When laboratories provide doctors with data that directly impact patient diagnosis and treatment, doctors should have confidence that these tests are valid and the results reliable.
The FDA’s newly announced framework for oversight provides for greater patient protection. Regulation by the FDA will ensure that LDTs are safe and effective, adverse events are properly reported, unsafe devices can be removed from the market, and patients are protected by informed consent procedures prior to their use of any investigational devices.
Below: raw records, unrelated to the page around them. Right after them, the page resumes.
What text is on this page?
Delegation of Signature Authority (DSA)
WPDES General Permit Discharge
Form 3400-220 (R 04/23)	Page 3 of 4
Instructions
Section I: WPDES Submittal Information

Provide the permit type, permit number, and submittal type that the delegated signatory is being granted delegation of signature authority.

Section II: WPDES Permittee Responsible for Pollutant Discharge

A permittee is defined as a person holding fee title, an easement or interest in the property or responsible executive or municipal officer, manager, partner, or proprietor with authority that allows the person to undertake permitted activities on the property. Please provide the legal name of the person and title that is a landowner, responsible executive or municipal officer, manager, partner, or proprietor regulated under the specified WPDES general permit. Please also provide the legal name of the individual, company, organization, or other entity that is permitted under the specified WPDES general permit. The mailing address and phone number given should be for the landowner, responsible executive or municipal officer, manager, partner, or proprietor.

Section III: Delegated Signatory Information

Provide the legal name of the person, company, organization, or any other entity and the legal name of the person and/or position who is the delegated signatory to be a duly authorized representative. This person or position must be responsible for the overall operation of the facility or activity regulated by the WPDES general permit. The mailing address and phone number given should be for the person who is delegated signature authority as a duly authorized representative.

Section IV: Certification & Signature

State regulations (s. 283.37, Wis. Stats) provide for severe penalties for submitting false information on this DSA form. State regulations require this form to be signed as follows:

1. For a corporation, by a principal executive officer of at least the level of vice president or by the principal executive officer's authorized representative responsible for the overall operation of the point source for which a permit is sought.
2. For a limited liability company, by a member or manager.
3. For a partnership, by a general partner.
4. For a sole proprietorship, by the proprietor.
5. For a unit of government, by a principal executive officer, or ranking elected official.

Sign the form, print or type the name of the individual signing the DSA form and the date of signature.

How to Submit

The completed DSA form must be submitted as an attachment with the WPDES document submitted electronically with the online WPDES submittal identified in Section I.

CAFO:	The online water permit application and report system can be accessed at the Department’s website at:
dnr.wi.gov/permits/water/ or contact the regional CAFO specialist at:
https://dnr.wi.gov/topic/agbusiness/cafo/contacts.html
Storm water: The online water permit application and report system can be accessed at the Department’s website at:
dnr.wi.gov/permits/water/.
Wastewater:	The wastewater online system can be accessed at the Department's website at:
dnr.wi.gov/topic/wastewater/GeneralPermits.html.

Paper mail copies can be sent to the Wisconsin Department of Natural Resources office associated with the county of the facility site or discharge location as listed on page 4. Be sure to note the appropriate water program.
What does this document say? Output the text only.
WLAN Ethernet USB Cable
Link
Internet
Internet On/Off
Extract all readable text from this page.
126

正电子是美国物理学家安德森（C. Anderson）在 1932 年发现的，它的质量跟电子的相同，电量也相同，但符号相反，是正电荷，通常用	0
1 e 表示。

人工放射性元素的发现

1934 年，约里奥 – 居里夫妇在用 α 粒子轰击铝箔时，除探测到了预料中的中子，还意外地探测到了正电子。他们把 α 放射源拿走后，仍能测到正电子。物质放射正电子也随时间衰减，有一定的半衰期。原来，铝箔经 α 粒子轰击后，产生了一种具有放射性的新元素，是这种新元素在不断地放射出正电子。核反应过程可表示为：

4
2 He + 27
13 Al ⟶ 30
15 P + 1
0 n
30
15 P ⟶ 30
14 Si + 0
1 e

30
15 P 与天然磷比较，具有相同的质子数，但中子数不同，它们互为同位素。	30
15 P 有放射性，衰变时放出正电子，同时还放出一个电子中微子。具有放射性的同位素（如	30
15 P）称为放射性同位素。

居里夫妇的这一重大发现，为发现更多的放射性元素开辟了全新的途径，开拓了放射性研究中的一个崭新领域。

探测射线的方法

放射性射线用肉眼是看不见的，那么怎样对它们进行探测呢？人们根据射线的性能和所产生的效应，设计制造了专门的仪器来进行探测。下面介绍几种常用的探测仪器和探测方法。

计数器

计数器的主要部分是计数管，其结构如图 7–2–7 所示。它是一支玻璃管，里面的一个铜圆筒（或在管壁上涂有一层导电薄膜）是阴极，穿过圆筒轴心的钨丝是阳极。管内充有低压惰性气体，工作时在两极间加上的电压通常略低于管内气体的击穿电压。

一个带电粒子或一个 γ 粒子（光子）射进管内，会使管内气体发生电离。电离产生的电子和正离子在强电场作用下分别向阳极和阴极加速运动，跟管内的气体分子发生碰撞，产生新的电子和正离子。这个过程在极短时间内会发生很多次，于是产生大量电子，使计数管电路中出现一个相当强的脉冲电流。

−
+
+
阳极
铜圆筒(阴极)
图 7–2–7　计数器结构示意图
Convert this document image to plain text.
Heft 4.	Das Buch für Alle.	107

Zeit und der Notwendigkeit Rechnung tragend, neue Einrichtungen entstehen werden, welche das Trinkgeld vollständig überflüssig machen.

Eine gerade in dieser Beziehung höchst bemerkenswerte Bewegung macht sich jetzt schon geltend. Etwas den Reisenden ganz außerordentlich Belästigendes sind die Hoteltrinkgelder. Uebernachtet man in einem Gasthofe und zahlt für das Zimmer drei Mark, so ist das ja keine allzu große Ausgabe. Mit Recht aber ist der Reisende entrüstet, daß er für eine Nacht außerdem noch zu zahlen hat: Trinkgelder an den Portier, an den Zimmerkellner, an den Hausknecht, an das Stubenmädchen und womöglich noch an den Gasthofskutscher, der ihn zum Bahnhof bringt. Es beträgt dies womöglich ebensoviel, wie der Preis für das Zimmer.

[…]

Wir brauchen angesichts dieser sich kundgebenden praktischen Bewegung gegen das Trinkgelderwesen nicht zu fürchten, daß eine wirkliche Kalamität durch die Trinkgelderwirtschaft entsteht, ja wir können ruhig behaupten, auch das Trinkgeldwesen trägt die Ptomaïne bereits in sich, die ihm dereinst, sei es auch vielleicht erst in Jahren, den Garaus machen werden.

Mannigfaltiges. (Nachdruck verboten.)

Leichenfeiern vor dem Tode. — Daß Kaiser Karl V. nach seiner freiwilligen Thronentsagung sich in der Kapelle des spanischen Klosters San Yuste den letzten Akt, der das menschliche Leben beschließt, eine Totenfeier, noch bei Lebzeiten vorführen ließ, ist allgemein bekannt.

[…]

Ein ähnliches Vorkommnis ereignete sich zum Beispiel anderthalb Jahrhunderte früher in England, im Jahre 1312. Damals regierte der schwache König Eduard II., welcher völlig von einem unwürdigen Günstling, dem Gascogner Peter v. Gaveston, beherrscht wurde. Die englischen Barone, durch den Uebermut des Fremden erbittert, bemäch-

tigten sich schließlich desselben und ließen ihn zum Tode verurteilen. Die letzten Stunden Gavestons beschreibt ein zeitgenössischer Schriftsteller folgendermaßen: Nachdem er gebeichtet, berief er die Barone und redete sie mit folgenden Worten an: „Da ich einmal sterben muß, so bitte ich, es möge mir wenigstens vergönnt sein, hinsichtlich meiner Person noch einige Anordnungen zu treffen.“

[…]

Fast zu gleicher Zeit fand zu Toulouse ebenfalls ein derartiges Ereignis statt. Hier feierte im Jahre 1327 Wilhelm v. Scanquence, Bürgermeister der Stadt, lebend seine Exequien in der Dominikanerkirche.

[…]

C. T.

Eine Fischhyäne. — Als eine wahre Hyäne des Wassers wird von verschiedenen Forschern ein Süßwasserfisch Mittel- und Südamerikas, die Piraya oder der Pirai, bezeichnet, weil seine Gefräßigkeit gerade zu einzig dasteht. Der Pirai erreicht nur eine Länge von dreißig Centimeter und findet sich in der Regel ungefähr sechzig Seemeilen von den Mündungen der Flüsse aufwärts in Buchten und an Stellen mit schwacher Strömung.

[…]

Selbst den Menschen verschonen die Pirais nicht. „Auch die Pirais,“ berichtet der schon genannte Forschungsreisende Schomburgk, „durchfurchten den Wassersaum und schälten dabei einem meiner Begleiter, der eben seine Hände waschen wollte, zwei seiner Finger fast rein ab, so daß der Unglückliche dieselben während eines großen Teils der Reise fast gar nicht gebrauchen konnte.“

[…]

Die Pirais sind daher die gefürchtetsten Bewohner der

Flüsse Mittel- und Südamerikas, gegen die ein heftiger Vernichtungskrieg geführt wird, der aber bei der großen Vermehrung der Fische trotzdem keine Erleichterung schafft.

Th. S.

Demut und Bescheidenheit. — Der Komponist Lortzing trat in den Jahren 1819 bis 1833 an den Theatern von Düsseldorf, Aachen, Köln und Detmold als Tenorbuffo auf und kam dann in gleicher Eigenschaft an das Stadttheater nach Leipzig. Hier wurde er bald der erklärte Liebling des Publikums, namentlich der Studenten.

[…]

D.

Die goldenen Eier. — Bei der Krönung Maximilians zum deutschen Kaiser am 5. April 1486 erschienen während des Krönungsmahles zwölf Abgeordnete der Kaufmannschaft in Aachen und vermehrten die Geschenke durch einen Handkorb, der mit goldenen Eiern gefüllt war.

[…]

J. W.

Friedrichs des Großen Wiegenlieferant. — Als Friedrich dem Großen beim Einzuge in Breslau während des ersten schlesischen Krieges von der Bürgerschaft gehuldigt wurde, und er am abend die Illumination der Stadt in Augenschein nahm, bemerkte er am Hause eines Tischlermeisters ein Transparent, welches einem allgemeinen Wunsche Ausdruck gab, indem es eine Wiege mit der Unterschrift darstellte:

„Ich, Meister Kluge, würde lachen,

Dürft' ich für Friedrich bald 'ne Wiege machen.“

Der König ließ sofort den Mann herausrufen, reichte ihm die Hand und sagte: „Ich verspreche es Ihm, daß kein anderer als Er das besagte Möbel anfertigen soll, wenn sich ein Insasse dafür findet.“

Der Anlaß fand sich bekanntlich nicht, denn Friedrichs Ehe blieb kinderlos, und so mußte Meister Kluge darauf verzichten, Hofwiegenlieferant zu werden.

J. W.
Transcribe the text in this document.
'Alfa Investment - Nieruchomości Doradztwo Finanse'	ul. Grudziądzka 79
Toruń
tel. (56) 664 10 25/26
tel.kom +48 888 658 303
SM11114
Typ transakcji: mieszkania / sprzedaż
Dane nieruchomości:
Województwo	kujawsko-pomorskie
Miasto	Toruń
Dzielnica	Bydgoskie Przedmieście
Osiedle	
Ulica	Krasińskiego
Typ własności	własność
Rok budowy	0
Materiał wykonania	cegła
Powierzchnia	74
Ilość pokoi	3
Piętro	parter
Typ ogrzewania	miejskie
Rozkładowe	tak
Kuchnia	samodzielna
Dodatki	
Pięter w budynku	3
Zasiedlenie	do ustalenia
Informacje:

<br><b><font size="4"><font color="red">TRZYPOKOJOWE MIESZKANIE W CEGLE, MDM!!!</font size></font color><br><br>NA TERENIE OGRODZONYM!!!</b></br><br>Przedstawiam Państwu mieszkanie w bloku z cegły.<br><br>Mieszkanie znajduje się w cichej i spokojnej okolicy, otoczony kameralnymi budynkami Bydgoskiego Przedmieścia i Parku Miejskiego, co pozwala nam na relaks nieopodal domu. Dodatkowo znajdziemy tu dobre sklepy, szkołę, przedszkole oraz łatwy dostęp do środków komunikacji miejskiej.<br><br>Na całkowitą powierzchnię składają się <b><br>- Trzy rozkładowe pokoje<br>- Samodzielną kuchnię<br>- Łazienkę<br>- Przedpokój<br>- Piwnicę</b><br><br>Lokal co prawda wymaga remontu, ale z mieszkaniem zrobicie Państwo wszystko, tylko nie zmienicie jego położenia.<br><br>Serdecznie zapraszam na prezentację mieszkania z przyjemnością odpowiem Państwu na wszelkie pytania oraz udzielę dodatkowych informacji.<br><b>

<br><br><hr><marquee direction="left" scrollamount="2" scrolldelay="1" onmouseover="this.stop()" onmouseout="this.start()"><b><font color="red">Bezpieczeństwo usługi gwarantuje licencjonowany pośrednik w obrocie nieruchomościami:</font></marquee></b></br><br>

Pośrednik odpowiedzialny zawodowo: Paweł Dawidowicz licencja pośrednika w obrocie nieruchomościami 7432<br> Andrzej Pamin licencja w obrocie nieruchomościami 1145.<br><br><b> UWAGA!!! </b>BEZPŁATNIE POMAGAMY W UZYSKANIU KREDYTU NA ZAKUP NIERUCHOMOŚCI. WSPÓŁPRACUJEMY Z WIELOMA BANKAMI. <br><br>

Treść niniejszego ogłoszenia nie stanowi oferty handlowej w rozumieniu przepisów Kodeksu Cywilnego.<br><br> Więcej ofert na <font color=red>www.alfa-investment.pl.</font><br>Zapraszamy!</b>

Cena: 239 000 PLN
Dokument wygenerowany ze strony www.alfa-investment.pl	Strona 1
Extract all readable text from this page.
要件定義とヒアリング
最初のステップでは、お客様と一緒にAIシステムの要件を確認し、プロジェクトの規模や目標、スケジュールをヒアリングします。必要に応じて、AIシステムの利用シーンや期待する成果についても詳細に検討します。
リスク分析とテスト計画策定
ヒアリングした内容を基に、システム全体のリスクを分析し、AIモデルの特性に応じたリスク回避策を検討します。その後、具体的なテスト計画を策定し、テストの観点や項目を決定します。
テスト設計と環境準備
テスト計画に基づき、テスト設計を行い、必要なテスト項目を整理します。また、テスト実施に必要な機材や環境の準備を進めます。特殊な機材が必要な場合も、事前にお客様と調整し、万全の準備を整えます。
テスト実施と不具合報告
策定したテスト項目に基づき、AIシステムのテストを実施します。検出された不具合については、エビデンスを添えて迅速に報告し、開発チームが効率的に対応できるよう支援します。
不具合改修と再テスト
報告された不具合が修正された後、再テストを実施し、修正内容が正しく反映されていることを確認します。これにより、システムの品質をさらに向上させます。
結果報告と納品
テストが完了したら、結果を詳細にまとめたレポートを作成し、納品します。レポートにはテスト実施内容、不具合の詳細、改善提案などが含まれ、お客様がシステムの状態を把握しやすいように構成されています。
Now that genetic information is used regularly to guide treatment decisions, from cancers to cardiovascular disease, FDA is correct to take these steps to ensure that doctors are receiving test results that are accurate, safe, and effective. GINA empowered Americans to look into our own genes without fear of losing our healthcare or getting fired. This decision by the FDA will further empower patients to trust the results they receive, so that they and their doctors can make important, and lifesaving, healthcare decisions. Rep Louise M. Slaughter (D-NY) has been a member of the House of Representatives since 1986. As chair of the House Rules Committee from 2007 to 2010, she helped guide the Affordable Care Act to passage.